Where technology meets compassion.
OpenPredictor uses a carefully developed machine learning model to predict patient’s risk of post-operative complications, aiding medical professionals’ decision-making and helping hospitals optimise their pre-operative pathways for elective surgery.
OpenPredictor is currently being used in hospitals in the UK aimed at supporting hospitals to streamline and reduce the costs of pre-operative assessment pathways and help tackle extended waiting times and the backlog in elective surgery.
Features & Benefits
By accurately identifying each patient’s risk level for their operation, OpenPredictor empowers healthcare providers to streamline elective pre-assessment pathways and identify early opportunities to optimise patient health.
When integrated into a hospital system, clinicians can seamlessly access a patient’s report and risk level, ensuring efficient and informed decision-making.
At a click, staff can review predicted risk levels for entire cohorts of waiting patients, to help support optimal patient allocation, increased usage of elective hubs and ambulatory services, and increased productivity for pre-assessment teams.
With improved waiting list management, hospitals can make efficient use of elective hubs or ambulatory services, and better allocate patients to pre-surgical preparation initiatives, reducing last-minute cancellations.
OpenPredictor is proven to predict patient risk to an accuracy comparable to a trained clinician.
OpenPredictor is registered as a medical device able to provide clinical support in the pre-assessment pathway.
Responsible Development
The stakes involved in using medical software are very high. Throughout its development, OpenPredictor has been recognised as a beacon of good practice and safety in machine learning. As a useful framework, the development of OpenPredictor follows UK governments AI Regulatory Principles.
Safety, security and robustness:
Nothing we build is used in a medical setting until we know, and have clinically proven, that it is safe to do so. We understand the risks of using AI in healthcare and we take every precaution we can to ensure our technology remains safe.
Transparency and explainability:
We are open about how our product has been developed and what it does. When we work with healthcare providers, we work collaboratively so that they know, at every step of the way what we are doing and why we are doing it.
Build into OpenPredictor’s are explainability tools, that allow us to trace and explain the outcomes it produces. When working with different datasets and service providers, the performance of the model can change. Being able to track why, helps us keep our stakeholders informed.
Fairness:
We recognise that there are variations in data and the way it’s collected that can propagate biases when used with machine learning. Our work on understanding these and detailing where protected characteristics and the impact they have on model performance ensures that we develop models that are fair across the populations to we serve.
We monitor OpenPredictor’s machine learning models for changes in the data that can allow biases to be introduced over time and adjust how we train it to reduce healthcare-related inequities.
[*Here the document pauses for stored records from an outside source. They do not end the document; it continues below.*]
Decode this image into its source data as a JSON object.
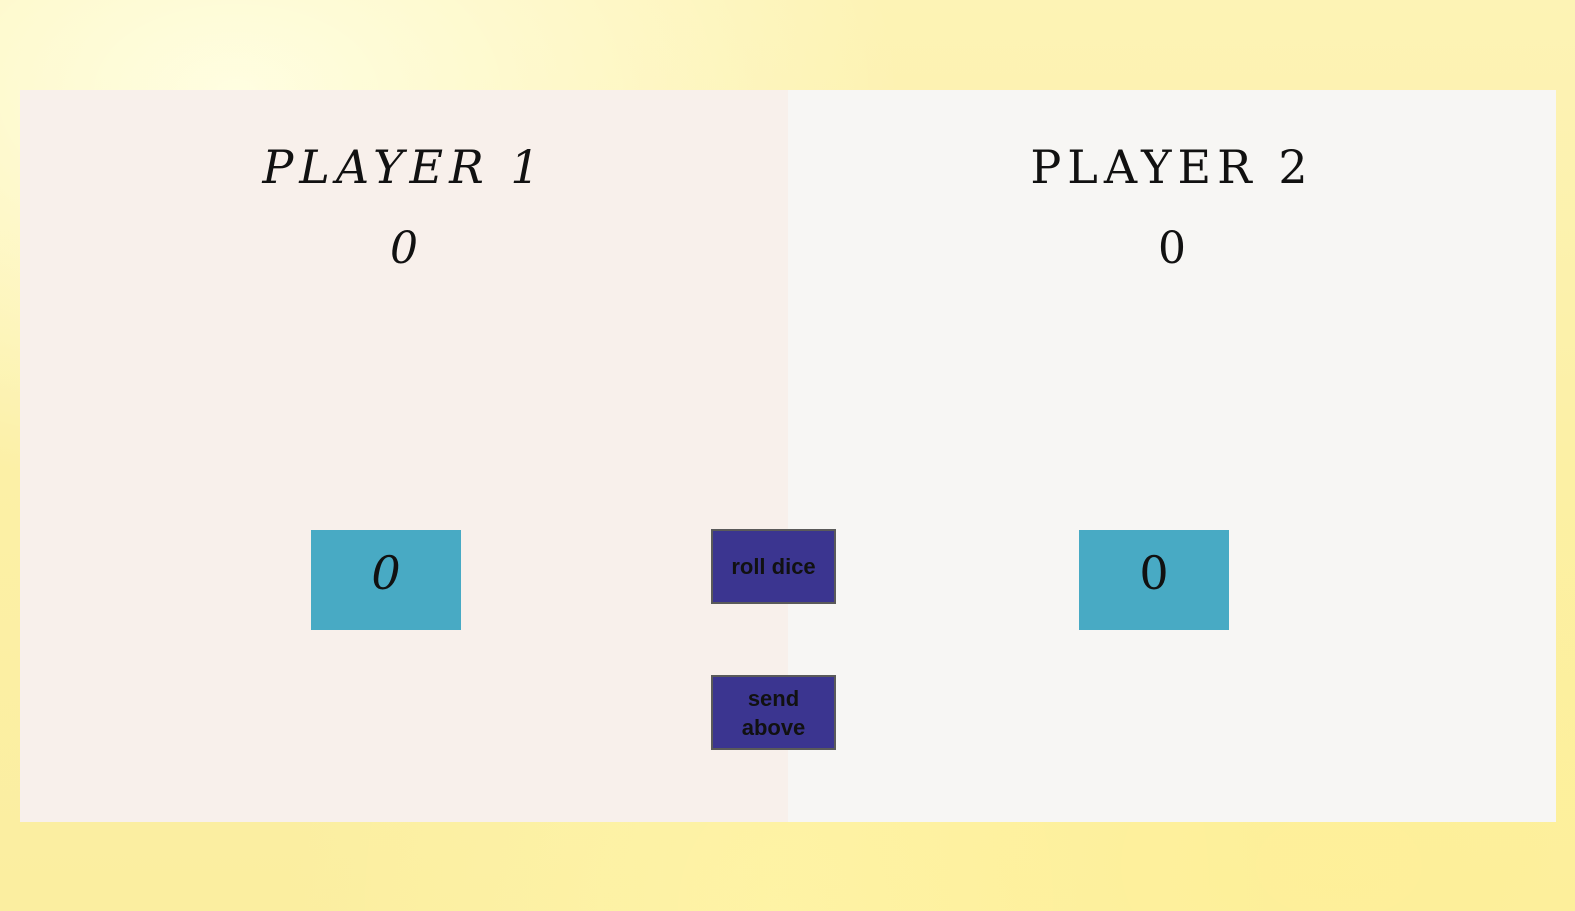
{
  "players": [
    {
      "name": "PLAYER 1",
      "total": "0",
      "current": "0",
      "active": true
    },
    {
      "name": "PLAYER 2",
      "total": "0",
      "current": "0",
      "active": false
    }
  ],
  "controls": {
    "roll_label": "roll dice",
    "hold_label": "send above"
  },
  "colors": {
    "current_box": "#48aac4",
    "button": "#3b3590",
    "player1_panel": "#f8f0eb",
    "player2_panel": "#f7f6f4"
  }
}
We take proactive approach to the post-deployment surveillance of our models to identify and reduce inequities.
Accountability and governance:
As with any medical device, oversight is crucial to ensuring that OpenPredictor is used safely and in a way that benefits patients. Ensuring accountability and outcome review measures are in place is a central part of how we implement our software in healthcare practice.
We work with healthcare providers to ensure that it is used safely and with supervision according to its intended use as a clinical decision aid to ensure a chain of accountability is maintained.
Contestability and redress:
Patients are our most important stakeholders, and they should understand how our software fits into their care so that they can hold us to account. We work with healthcare providers so that our role in healthcare is always well understood and contestable by our stakeholders.
We periodically review model performance and outcomes to ensure that OpenPredictor remains beneficial to the healthcare provider.
Technical Details
OpenPredictor is a machine learning tool that has been trained on anonymised patient data to give a prediction for post-operative complications for different patients.
When a set of patient data is run through the software, OpenPredictor will measure the data against the machine learning model it has developed to produce a predicted risk level. This can then be used by trained clinicians to support their decision-making regarding patient treatment.
The software uses Azure Machine Learning Studio (AML) to train its model and Microsoft Responsible AI Tools to support understandability when analysing outputs.
The polynomial logistic regression model used by the software has been determined through years of research and testing to ensure that it deals with the specific nature of patient medical data as effectively as possible.
OpenPredictor’s user interface is designed to be as easy to use as possible. This has been done by developing the front-end tool according to the specifications of the NHS advisory toolkit.